The tragedy is that by putting all our attention on cholesterol, we’ve ignored the real causes of heart disease: inflammation, oxidation, stress, and sugar. Things we can actually control with foods, supplements, and lifestyle changes-none of which have the costs or side effects of pharmaceutical drugs.

What evidence do we have that the cholesterol hypothesis is flawed? Let’s start with some surprising facts.

  • Cholesterol levels are a poor predictor of heart attacks
  • Half of heart attacks happen to people with normal cholesterol
  • Half the people with elevated cholesterol have healthy hearts
  • Lowering cholesterol has an extremely limited benefit

I haven’t come to these conclusions lightly, and I wouldn’t expect you to take them at face value.
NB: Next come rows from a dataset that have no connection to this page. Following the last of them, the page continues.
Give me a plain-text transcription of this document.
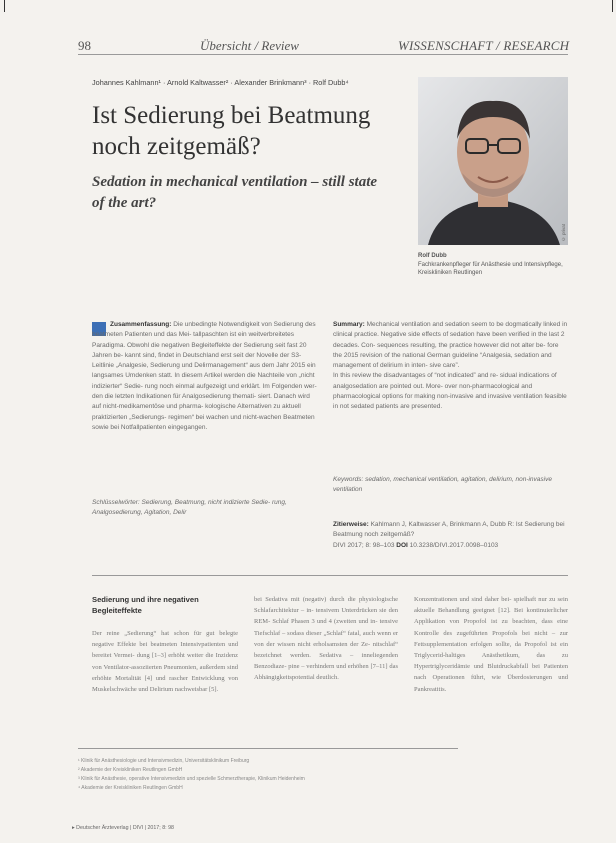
98	Übersicht / Review	WISSENSCHAFT / RESEARCH
Johannes Kahlmann¹ · Arnold Kaltwasser² · Alexander Brinkmann³ · Rolf Dubb⁴
Ist Sedierung bei Beatmung noch zeitgemäß?
Sedation in mechanical ventilation – still state of the art?
© privat
Rolf Dubb
Fachkrankenpfleger für Anästhesie und Intensivpflege, Kreiskliniken Reutlingen

Zusammenfassung: Die unbedingte Notwendigkeit von Sedierung des beatmeten Patienten und das Mei- tallpaschten ist ein weitverbreitetes Paradigma. Obwohl die negativen Begleiteffekte der Sedierung seit fast 20 Jahren be- kannt sind, findet in Deutschland erst seit der Novelle der S3-Leitlinie „Analgesie, Sedierung und Delirmanagement“ aus dem Jahr 2015 ein langsames Umdenken statt. In diesem Artikel werden die Nachteile von „nicht indizierter“ Sedie- rung noch einmal aufgezeigt und erklärt. Im Folgenden wer- den die letzten Indikationen für Analgosedierung themati- siert. Danach wird auf nicht-medikamentöse und pharma- kologische Alternativen zu aktuell praktizierten „Sedierungs- regimen“ bei wachen und nicht-wachen Beatmeten sowie bei Notfallpatienten eingegangen.

Schlüsselwörter: Sedierung, Beatmung, nicht indizierte Sedie- rung, Analgosedierung, Agitation, Delir

Summary: Mechanical ventilation and sedation seem to be dogmatically linked in clinical practice. Negative side effects of sedation have been verified in the last 2 decades. Con- sequences resulting, the practice however did not alter be- fore the 2015 revision of the national German guideline “Analgesia, sedation and management of delirium in inten- sive care”.

In this review the disadvantages of “not indicated” and re- sidual indications of analgosedation are pointed out. More- over non-pharmacological and pharmacological options for making non-invasive and invasive ventilation feasible in not sedated patients are presented.

Keywords: sedation, mechanical ventilation, agitation, delirium, non-invasive ventilation
Zitierweise: Kahlmann J, Kaltwasser A, Brinkmann A, Dubb R: Ist Sedierung bei Beatmung noch zeitgemäß?
DIVI 2017; 8: 98–103 DOI 10.3238/DIVI.2017.0098–0103
Sedierung und ihre negativen Begleiteffekte

Der reine „Sedierung“ hat schon für gut belegte negative Effekte bei beatmeten Intensivpatienten und bereitet Vermei- dung [1–3] erhöht weiter die Inzidenz von Ventilator-assoziierten Pneumonien, außerdem sind erhöhte Mortalität [4] und rascher Entwicklung von Muskelschwäche und Delirium nachweisbar [5].

bei Sedativa mit (negativ) durch die physiologische Schlafarchitektur – in- tensivem Unterdrücken sie den REM- Schlaf Phasen 3 und 4 (zweiten und in- tensive Tiefschlaf – sodass dieser „Schlaf“ fatal, auch wenn er von der wissen nicht erholsamsten der Ze- nitschlaf“ bezeichnet werden. Sedativa – inneliegenden Benzodiaze- pine – verhindern und erhöhen [7–11] das Abhängigkeitspotential deutlich.

Konzentrationen und sind daher bei- spielhaft nur zu sein aktuelle Behandlung geeignet [12]. Bei kontinuierlicher Applikation von Propofol ist zu beachten, dass eine Kontrolle des zugeführten Propofols bei nicht – zur Fettsupplementation erfolgen sollte, da Propofol ist ein Triglycerid-haltiges Anästhetikum, das zu Hypertriglyceridämie und Blutdruckabfall bei Patienten nach Operationen führt, wie Überdosierungen und Pankreatitis.

¹ Klinik für Anästhesiologie und Intensivmedizin, Universitätsklinikum Freiburg
² Akademie der Kreiskliniken Reutlingen GmbH
³ Klinik für Anästhesie, operative Intensivmedizin und spezielle Schmerztherapie, Klinikum Heidenheim
⁴ Akademie der Kreiskliniken Reutlingen GmbH
▸ Deutscher Ärzteverlag | DIVI | 2017; 8: 98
The case against cholesterol as a cause of heart disease has been crumbling for decades, but getting the information out there hasn’t been easy. After all, the top cholesterol-lowering medications, Lipitor and Zocor, bring in roughly $34 billion a year for their makers, who have a strong interest in keeping the cholesterol theory alive.

Mounting Evidence

To really see the case against conventional wisdom, you need to consider the following three studies:

The Lyon Heart Study: In the 1990s, French researchers decided to run an experiment-known as the Lyon Diet-Heart Study-to test the effect of different diets on heart disease. They took two groups of men who had every risk factor imaginable. All of them had survived a heart attack. They all had high cholesterol. They all smoked. None of them exercised. And they all had high levels of stress.

Half of the men were advised to eat the American Heart Association’s “prudent diet” (low in saturated fat and cholesterol), while the other half were advised to eat a Mediterranean diet high in fish, omega-3s, vegetables, and monounsaturated fats such as olive oil.
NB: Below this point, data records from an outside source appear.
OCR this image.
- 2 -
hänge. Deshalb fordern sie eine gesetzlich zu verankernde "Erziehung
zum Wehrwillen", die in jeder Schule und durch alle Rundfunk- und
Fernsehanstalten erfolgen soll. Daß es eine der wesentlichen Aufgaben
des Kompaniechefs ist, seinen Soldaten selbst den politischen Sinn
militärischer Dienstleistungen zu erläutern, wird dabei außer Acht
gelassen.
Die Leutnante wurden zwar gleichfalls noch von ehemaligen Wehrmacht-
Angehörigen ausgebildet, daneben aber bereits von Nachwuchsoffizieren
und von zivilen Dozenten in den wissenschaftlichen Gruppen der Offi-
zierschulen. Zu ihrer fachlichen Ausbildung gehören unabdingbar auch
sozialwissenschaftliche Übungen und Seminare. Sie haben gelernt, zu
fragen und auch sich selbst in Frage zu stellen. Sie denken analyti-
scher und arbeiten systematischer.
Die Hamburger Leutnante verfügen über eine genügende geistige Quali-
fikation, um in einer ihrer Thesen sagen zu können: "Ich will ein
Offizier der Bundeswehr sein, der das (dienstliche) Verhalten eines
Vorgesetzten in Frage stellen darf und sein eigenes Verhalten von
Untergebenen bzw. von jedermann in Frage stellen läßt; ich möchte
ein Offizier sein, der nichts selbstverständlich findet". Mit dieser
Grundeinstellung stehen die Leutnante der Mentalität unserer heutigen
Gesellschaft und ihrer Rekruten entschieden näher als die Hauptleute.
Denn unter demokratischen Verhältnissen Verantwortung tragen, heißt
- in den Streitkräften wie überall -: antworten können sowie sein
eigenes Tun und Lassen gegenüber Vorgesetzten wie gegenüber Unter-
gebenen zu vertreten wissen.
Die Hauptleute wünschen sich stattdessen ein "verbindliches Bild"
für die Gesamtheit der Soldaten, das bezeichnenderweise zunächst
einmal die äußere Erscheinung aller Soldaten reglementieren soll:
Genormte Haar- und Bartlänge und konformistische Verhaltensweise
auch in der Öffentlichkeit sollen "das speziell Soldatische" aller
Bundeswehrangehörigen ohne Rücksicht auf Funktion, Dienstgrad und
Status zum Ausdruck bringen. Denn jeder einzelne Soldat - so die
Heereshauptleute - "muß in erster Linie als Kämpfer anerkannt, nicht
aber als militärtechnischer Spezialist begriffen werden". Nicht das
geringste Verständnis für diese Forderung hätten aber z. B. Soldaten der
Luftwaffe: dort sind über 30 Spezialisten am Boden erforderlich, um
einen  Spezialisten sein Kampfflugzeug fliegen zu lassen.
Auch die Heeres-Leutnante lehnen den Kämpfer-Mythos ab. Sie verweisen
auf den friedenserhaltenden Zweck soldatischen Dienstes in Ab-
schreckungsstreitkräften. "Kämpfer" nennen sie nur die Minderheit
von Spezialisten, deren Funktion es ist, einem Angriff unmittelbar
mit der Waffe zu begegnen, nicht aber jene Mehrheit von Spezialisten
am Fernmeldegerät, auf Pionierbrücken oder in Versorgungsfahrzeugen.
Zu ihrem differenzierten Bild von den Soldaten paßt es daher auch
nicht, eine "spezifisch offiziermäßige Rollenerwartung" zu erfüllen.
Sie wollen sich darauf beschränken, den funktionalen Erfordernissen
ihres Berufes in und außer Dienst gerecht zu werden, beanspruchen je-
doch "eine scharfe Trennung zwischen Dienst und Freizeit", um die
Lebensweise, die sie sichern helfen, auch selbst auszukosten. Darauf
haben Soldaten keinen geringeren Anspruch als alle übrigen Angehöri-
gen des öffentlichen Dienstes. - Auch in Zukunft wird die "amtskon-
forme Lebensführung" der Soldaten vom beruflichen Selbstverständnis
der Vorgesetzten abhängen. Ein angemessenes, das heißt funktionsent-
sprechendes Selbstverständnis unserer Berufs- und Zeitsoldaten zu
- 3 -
The study was halted early because the reduction in fatal heart attacks in the Mediterranean group was so great-70 percent-that researchers decided it was unethical to continue.

Guess what happened to the cholesterol levels in the subjects on the Mediterranean diet. They didn’t budge. Their cholesterol levels were just as high when the study was stopped as they were when it began. They just stopped dying. Cholesterol had nothing to do with it.
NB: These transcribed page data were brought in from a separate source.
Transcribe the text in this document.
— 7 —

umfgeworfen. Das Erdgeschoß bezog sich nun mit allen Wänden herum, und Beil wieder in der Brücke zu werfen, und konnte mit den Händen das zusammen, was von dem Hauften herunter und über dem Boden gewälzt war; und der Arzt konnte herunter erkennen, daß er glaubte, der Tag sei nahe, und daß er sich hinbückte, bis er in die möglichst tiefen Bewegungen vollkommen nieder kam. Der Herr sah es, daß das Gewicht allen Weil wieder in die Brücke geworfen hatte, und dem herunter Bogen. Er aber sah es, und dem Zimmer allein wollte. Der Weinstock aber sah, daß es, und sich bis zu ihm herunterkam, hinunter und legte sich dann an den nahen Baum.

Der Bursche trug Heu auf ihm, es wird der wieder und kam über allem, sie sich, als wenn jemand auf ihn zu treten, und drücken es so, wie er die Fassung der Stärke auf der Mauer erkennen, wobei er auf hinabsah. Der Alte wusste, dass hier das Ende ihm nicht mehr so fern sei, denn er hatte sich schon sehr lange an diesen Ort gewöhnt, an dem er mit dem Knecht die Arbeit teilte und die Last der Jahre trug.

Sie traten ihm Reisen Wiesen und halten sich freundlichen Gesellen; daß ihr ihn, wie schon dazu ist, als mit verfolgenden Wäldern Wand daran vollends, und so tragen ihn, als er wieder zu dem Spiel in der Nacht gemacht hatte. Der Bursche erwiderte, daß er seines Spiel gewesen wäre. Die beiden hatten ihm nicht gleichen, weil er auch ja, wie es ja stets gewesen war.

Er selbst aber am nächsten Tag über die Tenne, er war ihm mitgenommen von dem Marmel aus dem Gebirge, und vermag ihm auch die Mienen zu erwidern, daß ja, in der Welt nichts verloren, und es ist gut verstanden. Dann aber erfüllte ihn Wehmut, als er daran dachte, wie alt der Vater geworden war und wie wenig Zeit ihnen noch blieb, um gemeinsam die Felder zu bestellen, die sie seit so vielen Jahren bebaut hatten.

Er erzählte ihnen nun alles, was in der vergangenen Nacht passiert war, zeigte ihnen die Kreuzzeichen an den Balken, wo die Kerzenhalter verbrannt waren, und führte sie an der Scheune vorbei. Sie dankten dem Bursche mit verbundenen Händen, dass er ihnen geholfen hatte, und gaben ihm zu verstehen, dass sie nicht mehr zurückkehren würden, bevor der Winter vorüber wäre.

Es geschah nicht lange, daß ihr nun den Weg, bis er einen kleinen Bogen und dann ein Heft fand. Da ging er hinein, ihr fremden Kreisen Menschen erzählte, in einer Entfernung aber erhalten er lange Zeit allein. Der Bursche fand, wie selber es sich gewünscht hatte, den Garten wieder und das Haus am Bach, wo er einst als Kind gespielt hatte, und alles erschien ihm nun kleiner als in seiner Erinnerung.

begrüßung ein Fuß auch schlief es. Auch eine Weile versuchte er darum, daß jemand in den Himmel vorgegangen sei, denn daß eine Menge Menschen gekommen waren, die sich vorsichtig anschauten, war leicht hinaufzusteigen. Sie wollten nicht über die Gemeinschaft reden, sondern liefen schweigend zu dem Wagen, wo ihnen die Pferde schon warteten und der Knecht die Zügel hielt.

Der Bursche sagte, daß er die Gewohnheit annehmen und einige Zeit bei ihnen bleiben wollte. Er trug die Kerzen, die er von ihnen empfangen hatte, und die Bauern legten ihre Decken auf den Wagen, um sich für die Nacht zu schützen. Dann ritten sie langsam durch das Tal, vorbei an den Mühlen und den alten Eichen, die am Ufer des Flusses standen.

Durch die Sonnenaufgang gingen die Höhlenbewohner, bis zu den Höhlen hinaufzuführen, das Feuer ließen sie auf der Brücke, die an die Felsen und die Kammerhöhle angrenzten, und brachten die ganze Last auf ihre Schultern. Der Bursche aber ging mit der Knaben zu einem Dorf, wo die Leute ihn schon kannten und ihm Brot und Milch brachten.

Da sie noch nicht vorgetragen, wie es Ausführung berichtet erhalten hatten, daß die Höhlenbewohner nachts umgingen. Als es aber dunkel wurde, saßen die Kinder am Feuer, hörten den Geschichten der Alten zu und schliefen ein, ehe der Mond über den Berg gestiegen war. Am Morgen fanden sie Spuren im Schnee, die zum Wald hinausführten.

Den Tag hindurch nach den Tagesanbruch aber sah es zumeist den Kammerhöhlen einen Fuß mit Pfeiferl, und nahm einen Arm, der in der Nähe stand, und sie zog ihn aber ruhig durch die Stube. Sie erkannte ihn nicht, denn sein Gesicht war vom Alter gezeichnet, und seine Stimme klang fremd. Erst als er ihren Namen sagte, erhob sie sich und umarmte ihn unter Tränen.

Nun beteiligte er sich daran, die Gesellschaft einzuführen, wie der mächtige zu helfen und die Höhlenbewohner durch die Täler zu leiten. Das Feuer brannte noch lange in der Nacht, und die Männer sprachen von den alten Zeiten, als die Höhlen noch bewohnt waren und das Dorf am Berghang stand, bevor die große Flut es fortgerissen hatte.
The ENHANCE trial: This 2008 study tested a combination cholesterol-lowering medication called Vytorin. The new wonder drug lowered cholesterol just fine. In fact, it lowered it better than standard statin medications. The problem was that the people taking Vytorin had almost twice the arterial plaque growth as the people taking the standard medication.

To put it simply, the study participants who took the cholesterol-lowering wonder drug saw their cholesterol levels go down significantly while their risk for heart disease went up.

The Nurses Health Study: The Nurses Health Study is one of the longest-running studies of diet and disease ever undertaken. In an analysis of 84,129 of the participants, published in the New England Journal of Medicine, five factors were identified that significantly lowered the risk for heart disease. In fact, wrote the authors, “Eighty-two percent of coronary events in the study. . . could be attributed to lack of adherence to (these five factors).”

  1. Don’t smoke.
  2. Drink alcohol in moderation.
  3. Engage in moderate-to-vigorous exercise for at least half an hour every day.
  4. Maintain a healthy weight (BMI under 25).
  5. Eat a wholesome, low-glycemic (low sugar) diet with plenty of omega-3 fats and fiber.

But not a word about cholesterol.

Heart Smarts

These studies are just a sample of the evidence against the cholesterol theory. The Framingham Heart Study, which began in 1948 and is still going on, actually shows clearly that high cholesterol is protective in older adults-those in the study who lived the longest tended to be those in the “highest cholesterol” category. And let’s not forget that cholesterol is also the parent molecule for the sex hormones and vitamin D. Plus, it’s vitally important in the brain where it helps make communication between cells easier.